Strictly speaking, a Bound dataset would be a subset of an Unbound dataset, AFAIKT.

> I suggest we indicate a dataset is bound by putting the magic triple { <> a rdf:BoundDataset } in its default graph.   (This triple would be treated specially in the RDF semantics for any system which implements/recognizes bound datasets; to other systems (eg SPARQL) it's just another triple.)  If a dataset does not have this flag, it's unbound.   Of course, being unbound, it has application-specific semantics and so an application may choose to treat it as bound.

My concern here is that if you mix bound and unbound datasets, you now either create a contradiction or all of a sudden, things which were previously unbound now seem to be bound. A more minimal mechanism could be to have a rdf:GraphIdentifier type that could be asserted in the default graph which would indicate that the subject does denote the graph which it is also used to name.

This still doesn't completely solve the issue, as dataset merging still creates a problem if the same name were coming from an Unbound dataset.

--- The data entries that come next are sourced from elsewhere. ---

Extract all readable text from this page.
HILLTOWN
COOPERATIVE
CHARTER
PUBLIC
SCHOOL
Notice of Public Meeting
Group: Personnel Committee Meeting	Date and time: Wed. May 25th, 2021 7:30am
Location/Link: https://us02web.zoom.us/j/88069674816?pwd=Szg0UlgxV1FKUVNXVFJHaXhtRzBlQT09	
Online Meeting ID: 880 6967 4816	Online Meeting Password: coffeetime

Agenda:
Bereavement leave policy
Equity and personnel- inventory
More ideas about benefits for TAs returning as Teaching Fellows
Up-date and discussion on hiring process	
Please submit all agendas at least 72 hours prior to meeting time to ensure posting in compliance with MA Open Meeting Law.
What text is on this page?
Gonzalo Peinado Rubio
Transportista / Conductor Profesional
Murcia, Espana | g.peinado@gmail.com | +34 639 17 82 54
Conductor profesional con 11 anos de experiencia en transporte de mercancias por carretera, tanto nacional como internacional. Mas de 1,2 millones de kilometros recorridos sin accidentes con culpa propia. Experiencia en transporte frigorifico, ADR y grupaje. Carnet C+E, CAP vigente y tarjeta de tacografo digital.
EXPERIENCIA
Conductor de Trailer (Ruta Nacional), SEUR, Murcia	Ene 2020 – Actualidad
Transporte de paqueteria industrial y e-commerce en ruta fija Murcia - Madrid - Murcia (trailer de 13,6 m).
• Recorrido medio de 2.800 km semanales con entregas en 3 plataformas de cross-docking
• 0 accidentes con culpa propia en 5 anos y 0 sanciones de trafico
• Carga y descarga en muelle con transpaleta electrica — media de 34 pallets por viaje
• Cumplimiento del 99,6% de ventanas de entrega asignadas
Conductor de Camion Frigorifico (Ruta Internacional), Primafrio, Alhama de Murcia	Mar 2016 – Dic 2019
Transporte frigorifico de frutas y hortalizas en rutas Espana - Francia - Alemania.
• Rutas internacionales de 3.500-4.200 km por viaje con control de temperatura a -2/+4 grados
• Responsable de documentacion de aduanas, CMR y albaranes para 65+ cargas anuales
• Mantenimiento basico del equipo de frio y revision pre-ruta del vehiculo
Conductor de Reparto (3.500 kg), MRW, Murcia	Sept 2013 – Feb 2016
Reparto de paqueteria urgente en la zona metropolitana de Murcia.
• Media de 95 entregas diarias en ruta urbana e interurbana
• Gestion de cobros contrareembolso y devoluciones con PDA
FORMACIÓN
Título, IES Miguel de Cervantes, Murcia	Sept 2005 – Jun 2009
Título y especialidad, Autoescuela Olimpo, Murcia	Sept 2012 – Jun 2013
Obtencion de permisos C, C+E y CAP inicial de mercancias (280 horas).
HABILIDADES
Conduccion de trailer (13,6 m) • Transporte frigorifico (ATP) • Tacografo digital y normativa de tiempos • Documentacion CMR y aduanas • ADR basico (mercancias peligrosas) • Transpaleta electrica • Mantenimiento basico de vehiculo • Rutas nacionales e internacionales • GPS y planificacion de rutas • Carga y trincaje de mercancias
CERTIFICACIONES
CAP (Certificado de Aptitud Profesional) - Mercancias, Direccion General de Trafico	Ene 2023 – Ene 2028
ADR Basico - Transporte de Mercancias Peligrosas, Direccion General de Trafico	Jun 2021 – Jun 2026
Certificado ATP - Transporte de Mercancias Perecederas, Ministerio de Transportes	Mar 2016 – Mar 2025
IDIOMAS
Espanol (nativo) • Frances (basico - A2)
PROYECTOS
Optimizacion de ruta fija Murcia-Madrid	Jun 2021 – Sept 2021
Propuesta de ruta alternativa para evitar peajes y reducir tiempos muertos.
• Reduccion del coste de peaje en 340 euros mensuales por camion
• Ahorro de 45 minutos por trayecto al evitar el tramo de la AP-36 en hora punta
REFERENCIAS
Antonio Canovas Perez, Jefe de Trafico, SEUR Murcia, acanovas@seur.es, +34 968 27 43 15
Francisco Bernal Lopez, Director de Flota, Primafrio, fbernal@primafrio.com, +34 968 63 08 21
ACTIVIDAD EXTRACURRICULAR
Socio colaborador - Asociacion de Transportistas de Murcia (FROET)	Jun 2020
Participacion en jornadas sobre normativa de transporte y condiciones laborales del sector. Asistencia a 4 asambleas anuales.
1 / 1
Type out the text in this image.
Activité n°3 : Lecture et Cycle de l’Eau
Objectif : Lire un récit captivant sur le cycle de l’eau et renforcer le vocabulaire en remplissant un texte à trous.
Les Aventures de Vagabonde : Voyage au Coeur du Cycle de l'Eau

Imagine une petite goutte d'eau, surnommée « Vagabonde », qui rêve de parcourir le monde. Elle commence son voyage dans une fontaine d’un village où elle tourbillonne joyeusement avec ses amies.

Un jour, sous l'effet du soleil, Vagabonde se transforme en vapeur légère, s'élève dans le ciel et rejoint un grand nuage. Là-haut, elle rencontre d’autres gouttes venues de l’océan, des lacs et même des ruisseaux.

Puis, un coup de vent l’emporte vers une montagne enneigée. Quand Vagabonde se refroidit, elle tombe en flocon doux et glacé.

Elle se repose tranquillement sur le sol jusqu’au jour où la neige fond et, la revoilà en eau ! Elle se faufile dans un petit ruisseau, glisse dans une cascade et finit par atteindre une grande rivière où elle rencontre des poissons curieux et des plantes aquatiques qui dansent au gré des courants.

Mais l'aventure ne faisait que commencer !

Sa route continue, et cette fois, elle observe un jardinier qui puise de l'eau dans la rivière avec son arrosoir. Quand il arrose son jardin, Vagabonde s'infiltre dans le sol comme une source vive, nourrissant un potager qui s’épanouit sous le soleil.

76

It might actually be better to have an rdf:UnboundDataset class, which would then _infect_ a bound dataset with which it was merged, so that you would no longer be able to count on graph names denoting their graphs.

For practical purposes, I think we really need a concept of a bound dataset, or at least a bound graph within a dataset.

Gregg

> I think this would solve a lot of problems, and not raise too many.     I expect many of the folks who wanted us to standardize named graphs, fix reification, etc, when this group was chartered, would much prefer having this option to having only the half-solution that's in our specs now.
> 
>      -- Sandro
> 
> 
> 
> 
> 
> 

Received on Monday, 3 June 2013 16:55:10 UTC